Merkel hatte sich ihrerseits gegen Sarkozys Pläne zur Gründung einer Mittelmeer-Union mit Frankreich und den südeuropäischen Ländern ausgesprochen. Sie warnte davor, dass eine Polarisierung zwischen Südeuropa und einem nordosteuropäischen Block, dem Deutschland angehören würde, zur Auflösung Europas führen könnte.

Fünf Jahre später hat sich die soziale Krise in Europa noch weiter verschärft, und die Möglichkeit eines Auseinanderbrechens von Europa hat sich mit der Drohung eines Grexit noch deutlicher gezeigt. Die wichtigsten Gegner des Grexit sind Frankreich, Italien und Spanien, während Deutschland, Finnland, die Niederlande und rechte osteuropäische Regimes wie in der Slowakei und Litauen die treibenden Kräfte für einen Ausschluss Griechenlands aus dem Euro sind.
 

Während sich die Spannungen innerhalb Europas verschärfen, nimmt auch der Konflikt zwischen dem deutschen und dem amerikanischen Imperialismus zu. Letztlich geht es um die Frage, wer in der Europäischen Union das Sagen hat.
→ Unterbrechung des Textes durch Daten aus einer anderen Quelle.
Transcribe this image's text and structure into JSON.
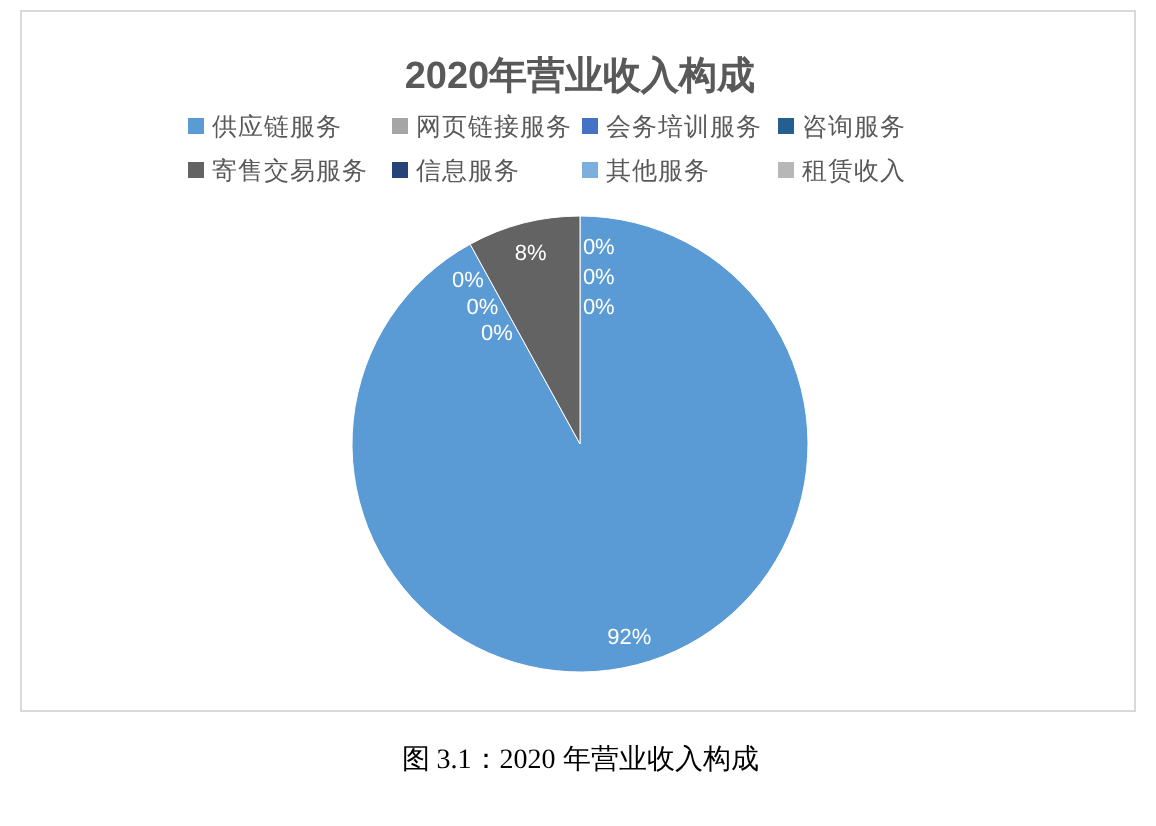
{
  "chart_data": {
    "type": "pie",
    "title": "2020年营业收入构成",
    "categories": [
      "供应链服务",
      "网页链接服务",
      "会务培训服务",
      "咨询服务",
      "寄售交易服务",
      "信息服务",
      "其他服务",
      "租赁收入"
    ],
    "values": [
      92,
      0,
      0,
      0,
      8,
      0,
      0,
      0
    ],
    "colors": [
      "#5b9bd5",
      "#a5a5a5",
      "#4472c4",
      "#255e91",
      "#636363",
      "#264478",
      "#7cafdd",
      "#b7b7b7"
    ],
    "value_labels": [
      "92%",
      "0%",
      "0%",
      "0%",
      "8%",
      "0%",
      "0%",
      "0%"
    ],
    "legend": "top",
    "annotations": [
      "图 3.1：2020 年营业收入构成"
    ]
  }
}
Die Obama-Regierung hat Deutschland hinter den Kulissen dazu angehalten, sich mit Griechenland zu einigen. Letzte Woche stellte sich Washington zudem auf die Seite von Frankreich. US-Finanzminister Jack Lew forderte die EU und Griechenland auf, sich über den Sparkurs und einen Schuldenschnitt für Griechenland zu einigen. Er kritisierte die Kräfte, die „weiterhin derartige Galgenfristen setzen“ – eine Anspielung auf Berlin und seine Verbündeten.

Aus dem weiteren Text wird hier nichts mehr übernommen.